We have a fairly minimal setup with 3-cfg, 3-mongos, 3-mongod [all for rs0]; likely in future to grow. At our initial size though we are continually running into issues with CursorNotFound when scanning reasonably small collections (i.e. the timeouts and MB limits are not coming into play).
It appears our main issue is likely connection affinity, namely a given service uses the single ClusterIP for the mongos - but this is transparently round-robin’d between the mongos instances, and if that occurs mid-scan it results in CursorNotFound.
I’m wondering what others have done to resolve this?
Potential solutions and my thoughts thus-far:
Reduce Mongos to 1 - makes affinity irrelevant. This is workable today but I worry about scaling up later means i’m just pushing the problem to later.
Enable sessionAffinity: ClientIP for a mongo service. We actually tried this, it does appear to reduce the incidence of issue but does not completely eliminate it. This is because our kube-proxy is configured in iptables mode and thus there is a timeout of 3h (10800 sec) where it’ll switch as before.
Adjust kube-proxy to something with source-hash [e.g. ipvs-sh]; this would work but I see it as an extreme option as it affects all services, not solely mongos. Because of this I prefer not to do it.

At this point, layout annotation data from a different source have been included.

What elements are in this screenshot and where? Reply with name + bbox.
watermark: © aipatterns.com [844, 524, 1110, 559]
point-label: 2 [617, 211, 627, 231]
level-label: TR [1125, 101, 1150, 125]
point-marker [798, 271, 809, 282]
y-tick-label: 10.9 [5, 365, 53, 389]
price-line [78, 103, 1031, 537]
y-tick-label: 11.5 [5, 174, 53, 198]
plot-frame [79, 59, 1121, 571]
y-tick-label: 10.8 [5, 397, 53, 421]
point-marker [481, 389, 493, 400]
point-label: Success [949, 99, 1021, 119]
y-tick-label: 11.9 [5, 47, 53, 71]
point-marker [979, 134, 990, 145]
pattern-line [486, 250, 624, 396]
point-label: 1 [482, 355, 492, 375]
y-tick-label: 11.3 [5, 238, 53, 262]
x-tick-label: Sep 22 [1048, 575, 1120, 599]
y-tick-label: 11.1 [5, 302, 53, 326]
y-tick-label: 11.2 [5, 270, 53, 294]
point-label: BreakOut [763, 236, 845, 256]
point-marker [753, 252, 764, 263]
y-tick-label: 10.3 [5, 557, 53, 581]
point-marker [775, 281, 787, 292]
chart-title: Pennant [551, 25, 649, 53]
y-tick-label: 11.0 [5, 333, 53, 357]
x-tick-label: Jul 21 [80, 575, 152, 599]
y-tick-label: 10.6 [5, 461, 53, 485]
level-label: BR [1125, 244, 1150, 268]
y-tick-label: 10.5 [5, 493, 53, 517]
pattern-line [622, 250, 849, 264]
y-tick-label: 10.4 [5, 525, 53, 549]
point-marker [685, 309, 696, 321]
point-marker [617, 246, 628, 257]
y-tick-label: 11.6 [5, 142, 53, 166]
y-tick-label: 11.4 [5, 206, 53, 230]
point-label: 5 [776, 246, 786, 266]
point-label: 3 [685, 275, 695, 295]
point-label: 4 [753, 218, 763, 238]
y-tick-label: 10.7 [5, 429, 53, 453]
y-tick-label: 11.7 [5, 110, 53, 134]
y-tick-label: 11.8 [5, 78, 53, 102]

Alternative: Move to a more advanced network fabric that permits this routing configuration per-service. This is also an extreme option in my mind.
Have a service per mongos (or semi-equivalently make it a StatefulSet not Deployment); this would have the effect of moving mongos instance selection into our client, which will not switch mid-operation and thus eliminate the problem.
My preference to solve this is #4 and this feels like the ‘correct’ solution generally - but it requires modification of the operator (or us moving away from it).
Wondering how other people have dealt with this?
Hello @Nick_Cooper ,
thank you for submitting this.
Seems it is similar issue as described here: [K8SPSMDB-347] support session affinity for mongos service - Percona JIRA
But we have concluded, that it is an extremely rare case as the connection stays within single TCP session and should not be jumping between the nodes.
Are there any frequent mongos restarts in your cluster?
Do you have a good way to reproduce this issue?
I do agree it is similar to that issue (likely the same), however I do not think that conclusion of being within a single TCP session is accurate. If kube-proxy is running in iptables mode the packet filter that results in affinity will be redirected about every 3hrs by default - i.e. the connection can freely jump between nodes if the client node is sufficiently long lived.
We do not have frequent mongos restarts [in fact they have been running approximately a month], however we notice increased likelihood of this error when our client-server is itself also long-lived - we do not have reliable reproduction steps beyond have continuous traffic from a long-lived client. We have also validated that pinning a connection to a single mongos does not exhibit the issue.
Our current work-around we’re looking to do is have a k8-aware client side library to expose all the mongos pods to the pymongo client (instead of the sole synthetic service address). This could be more neatly achieved if they had stable names/individual services which is likely our next step.
@Sergey_Pronin just wondering if you had any further thoughts on this?
If we had an experimental option to create N services we could test it in our cluster to validate if it solves the issue?
Hello @Nick_Cooper ,
sorry, dropped a ball here. Let me discuss it with our MongoDB team internally.
We decided to fork the operator and move to statefulsets. So will reply here with our findings if this fixes the problem (it is a rare error so will take some time to validate)
As a heads up, since we migrated to our forked operator - we have seen zero incidents of this.
Our change was to make the mongos a statefulset [not deployment]; and then in pymongo give it a direct reference to each member. As noted above I believe this is an issue for any long-lived client that may see unexpected switching after the 3hr mark on k8
Hello @Nick_Cooper .
Thank you for sharing. This means that you need a service per mongos pod, right?
Actually no, having just the single service (as with the current operator) is fine; as statefulsets gain then stable names, we have:
MONGO_HOST = [
(Our mongo instance is named ‘mongo’)
Just figured i’d check in again and mention that we have not seen this error at all since Sept 9th [when we forked the operator and had the client be aware of all three].
I’m now quite confident that the transparent proxy mode of K8 is at-fault here, and all clients should use stable names to all mongos instances,
Hello @Nick_Cooper - thank you for sharing.
What do you think about using Service SessionAffinity flag for this?
@Nick_Cooper @Sergey_Pronin Please advise how can I set sessionAffinity: ClientIP. I do not see it in the chart values.yaml. I am having the same issue of CursorNotFound.
Hello @sohahm ,
since version 1.12.0 of the Operator we run mongos as a statefulset and allow users to expose them through a service per pod. In that case your database client will take care of Cursor tracking.
See this option for more details: Custom Resource options - Percona Operator for MongoDB
And this JIRA ticket is the one delivering it: [K8SPSMDB-599] Multi-thread transaction failure when using the default mongos ClusterIP service - Percona JIRA
Please let me know if you still have questions.